A simple, reliable method for high-throughput screening for diabetes drugs using 3D beta-cell spheroids

摘要

Early screens for new diabetes drugs rely on monolayers of beta-cells, which are known to be poor predictors of the in vivo response. Previously, we developed a method to create uniform islet spheroids from freshly-dispersed human donor tissue for drug screening. While the human engineered islets worked well to reduce donor-to-donor variability, it is difficult and expensive to obtain sufficient high-quality human islets for drug testing. Thus, this study utilized a genetically-modified beta-cell culture line (INS-1832/13) in 2D and as 3D spheroids and compared the results to human islet tissue formed into spheroids using a high-throughput 384-well format. In response to increasing concentrations of glucose, all 3 groups increased insulin release, but the cultured beta-cells (2D and 3D) were more sensitive to glucose (EC50 5.85 mM for 2D beta-cells, 16.24 mM for 3D beta-cell spheroids) than the human islet spheroids (EC50 53.69 mM).
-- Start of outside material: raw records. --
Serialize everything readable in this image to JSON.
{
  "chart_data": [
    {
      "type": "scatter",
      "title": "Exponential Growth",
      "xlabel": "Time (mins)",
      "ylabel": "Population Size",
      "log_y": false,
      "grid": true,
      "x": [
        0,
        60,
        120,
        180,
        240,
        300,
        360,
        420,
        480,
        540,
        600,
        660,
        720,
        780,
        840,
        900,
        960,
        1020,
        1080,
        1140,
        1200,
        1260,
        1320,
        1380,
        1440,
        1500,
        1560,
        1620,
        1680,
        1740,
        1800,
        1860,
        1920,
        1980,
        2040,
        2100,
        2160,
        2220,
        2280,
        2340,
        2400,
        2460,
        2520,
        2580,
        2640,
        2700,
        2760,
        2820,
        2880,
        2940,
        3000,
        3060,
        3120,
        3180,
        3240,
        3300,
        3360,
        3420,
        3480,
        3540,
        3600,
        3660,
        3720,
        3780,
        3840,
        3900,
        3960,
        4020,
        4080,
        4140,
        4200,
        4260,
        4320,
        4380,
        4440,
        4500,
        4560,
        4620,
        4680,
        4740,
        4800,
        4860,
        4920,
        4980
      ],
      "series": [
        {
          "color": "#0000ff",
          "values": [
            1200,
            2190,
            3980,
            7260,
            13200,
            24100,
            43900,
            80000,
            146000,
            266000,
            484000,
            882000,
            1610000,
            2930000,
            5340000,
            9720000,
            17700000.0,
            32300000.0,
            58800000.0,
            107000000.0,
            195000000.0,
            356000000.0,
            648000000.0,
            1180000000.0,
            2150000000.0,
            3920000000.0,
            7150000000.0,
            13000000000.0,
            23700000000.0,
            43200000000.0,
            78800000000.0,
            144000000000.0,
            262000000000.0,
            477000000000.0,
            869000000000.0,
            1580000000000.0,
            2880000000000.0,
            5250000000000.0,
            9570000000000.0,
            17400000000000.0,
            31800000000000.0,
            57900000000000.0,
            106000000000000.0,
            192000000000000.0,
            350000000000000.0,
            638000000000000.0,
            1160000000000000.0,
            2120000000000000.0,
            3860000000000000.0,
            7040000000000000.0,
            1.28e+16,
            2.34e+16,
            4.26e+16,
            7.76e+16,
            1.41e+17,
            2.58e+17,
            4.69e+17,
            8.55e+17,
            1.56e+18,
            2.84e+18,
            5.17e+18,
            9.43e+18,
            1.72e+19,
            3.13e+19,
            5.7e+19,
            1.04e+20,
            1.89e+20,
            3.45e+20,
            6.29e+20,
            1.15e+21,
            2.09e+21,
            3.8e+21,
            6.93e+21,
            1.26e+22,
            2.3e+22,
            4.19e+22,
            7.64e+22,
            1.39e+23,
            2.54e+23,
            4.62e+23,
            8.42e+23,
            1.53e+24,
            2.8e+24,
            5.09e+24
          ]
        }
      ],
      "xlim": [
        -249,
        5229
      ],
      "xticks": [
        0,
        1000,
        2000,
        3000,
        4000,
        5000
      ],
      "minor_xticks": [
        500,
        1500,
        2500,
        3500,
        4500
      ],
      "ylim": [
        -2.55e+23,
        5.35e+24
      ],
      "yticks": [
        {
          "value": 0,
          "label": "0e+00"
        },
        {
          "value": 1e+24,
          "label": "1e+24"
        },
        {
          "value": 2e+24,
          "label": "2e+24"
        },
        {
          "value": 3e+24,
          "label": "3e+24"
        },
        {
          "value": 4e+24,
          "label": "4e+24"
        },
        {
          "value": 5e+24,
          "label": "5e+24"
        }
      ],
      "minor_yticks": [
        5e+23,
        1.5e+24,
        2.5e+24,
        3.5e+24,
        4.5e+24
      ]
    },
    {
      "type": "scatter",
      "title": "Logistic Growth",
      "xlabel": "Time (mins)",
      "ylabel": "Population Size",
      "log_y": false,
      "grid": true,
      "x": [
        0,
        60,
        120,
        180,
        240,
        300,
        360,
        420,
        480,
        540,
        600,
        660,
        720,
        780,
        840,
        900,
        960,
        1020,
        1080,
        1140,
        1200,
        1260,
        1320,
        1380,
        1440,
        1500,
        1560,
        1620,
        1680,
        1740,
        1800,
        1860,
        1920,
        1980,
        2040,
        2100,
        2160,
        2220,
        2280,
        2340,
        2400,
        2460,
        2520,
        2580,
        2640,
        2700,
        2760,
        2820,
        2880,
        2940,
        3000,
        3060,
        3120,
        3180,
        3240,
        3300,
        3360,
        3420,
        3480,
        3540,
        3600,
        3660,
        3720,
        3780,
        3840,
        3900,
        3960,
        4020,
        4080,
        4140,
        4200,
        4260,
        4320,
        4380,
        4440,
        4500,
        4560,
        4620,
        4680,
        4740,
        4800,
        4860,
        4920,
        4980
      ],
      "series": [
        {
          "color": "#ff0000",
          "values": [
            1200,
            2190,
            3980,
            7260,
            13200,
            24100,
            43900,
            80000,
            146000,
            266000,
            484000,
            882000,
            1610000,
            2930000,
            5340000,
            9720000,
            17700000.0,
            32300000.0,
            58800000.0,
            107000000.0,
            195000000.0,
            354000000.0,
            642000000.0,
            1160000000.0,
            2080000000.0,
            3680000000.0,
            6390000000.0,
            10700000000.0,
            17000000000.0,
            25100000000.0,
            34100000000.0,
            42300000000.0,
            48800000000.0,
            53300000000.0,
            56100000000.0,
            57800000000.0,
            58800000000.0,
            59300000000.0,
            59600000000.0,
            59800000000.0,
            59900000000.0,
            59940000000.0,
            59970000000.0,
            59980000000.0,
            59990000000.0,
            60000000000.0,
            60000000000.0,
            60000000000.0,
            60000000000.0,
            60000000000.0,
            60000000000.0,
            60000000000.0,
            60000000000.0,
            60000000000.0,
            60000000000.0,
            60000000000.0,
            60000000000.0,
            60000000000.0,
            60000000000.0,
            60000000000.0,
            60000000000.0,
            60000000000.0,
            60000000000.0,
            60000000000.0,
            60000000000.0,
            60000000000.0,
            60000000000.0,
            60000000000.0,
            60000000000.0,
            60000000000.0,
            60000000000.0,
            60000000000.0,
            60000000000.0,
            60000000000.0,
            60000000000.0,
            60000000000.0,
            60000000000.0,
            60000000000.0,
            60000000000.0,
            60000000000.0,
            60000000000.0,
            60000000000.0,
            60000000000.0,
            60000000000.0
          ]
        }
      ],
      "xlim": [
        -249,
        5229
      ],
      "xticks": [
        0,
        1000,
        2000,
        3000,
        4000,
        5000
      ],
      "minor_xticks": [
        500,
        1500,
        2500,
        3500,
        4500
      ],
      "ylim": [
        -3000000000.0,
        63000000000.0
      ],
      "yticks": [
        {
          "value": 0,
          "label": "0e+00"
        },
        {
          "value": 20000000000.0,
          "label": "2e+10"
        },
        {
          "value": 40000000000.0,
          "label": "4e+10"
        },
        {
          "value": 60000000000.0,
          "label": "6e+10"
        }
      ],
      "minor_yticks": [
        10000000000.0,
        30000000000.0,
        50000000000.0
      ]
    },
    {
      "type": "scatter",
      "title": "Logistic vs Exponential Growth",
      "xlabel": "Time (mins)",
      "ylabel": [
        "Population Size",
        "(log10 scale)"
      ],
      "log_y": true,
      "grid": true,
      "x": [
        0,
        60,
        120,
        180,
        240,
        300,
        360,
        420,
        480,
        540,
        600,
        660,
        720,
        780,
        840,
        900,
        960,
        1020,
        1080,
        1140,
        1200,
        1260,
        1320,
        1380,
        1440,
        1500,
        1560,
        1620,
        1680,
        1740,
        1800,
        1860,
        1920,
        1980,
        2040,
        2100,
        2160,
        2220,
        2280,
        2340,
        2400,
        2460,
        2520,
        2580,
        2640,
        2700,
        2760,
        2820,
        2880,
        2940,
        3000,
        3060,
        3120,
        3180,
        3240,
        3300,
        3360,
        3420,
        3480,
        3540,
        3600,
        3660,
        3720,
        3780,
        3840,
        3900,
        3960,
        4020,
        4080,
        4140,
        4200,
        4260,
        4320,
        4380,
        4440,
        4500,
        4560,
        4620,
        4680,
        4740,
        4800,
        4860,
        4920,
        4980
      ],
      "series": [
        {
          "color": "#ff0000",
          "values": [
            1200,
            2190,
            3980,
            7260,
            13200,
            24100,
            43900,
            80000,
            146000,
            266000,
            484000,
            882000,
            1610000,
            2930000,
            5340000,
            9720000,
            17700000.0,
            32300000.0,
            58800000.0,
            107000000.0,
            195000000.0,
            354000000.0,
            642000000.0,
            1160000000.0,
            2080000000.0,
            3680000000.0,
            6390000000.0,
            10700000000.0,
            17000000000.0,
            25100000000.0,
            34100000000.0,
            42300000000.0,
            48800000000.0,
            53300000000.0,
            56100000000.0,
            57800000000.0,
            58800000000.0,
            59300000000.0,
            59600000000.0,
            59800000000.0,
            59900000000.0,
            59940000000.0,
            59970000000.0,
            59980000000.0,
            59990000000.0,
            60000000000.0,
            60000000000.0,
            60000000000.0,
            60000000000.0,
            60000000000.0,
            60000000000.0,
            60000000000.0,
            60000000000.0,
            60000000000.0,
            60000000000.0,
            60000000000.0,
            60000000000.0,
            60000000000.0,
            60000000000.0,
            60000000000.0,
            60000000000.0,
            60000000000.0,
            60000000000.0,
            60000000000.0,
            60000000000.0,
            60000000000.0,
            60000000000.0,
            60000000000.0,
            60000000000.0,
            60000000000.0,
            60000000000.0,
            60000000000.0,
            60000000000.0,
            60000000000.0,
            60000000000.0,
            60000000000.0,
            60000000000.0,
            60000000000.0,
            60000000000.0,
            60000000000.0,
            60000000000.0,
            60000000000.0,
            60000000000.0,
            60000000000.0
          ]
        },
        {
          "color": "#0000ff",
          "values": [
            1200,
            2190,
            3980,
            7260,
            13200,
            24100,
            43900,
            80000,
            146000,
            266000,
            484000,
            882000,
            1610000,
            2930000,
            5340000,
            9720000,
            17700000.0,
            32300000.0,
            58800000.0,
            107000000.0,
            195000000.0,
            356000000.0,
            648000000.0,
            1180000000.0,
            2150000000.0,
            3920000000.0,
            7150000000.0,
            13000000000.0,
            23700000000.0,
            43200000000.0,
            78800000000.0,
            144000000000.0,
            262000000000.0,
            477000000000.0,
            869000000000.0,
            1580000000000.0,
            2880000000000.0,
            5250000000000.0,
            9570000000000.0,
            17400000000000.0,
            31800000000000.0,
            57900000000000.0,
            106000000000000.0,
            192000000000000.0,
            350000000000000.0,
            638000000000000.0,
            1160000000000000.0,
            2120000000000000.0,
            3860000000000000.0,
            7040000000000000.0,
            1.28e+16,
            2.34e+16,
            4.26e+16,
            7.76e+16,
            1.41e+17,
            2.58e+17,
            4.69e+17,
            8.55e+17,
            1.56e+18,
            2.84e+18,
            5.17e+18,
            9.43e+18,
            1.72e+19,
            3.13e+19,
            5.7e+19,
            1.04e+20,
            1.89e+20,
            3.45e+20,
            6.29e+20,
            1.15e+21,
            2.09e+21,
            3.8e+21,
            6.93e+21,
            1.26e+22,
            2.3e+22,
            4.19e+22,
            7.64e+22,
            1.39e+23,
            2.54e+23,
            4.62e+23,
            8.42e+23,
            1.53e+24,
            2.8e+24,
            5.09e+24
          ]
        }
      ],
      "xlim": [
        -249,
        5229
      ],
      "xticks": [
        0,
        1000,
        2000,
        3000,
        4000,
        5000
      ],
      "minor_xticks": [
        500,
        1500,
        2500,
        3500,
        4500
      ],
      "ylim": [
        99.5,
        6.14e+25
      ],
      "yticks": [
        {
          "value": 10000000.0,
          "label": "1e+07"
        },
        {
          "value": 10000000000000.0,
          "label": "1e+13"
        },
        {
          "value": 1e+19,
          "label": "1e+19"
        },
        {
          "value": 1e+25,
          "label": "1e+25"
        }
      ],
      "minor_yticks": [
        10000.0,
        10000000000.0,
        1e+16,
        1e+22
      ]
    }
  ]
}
The order of responses to glybenclamide was human spheroids > 3D beta-cell culture > 2D beta-cell culture. In response to caffeine, the beta-cells in 2D or 3D were more responsive compared to the human islet spheroids (EC50 0.39 and 0.31 mM for 2D and 3D beta-cells respectively). When exposed to inhibitors of insulin secretion (nifedipine and diazoxide), the responses were more similar between groups. Z' calculations, indicative of assay quality, determined that the 3D beta-cell spheroids reached the criteria of an excellent to ideal drug screen assay more consistently than the other test models. In conclusion, 3D beta-cell spheroids from a cultured cell line can be used in HTS assays that, according to reference drugs tested here, are sensitive and predictive of the in vivo response. (C) 2016 The Authors. Published by Elsevier Inc.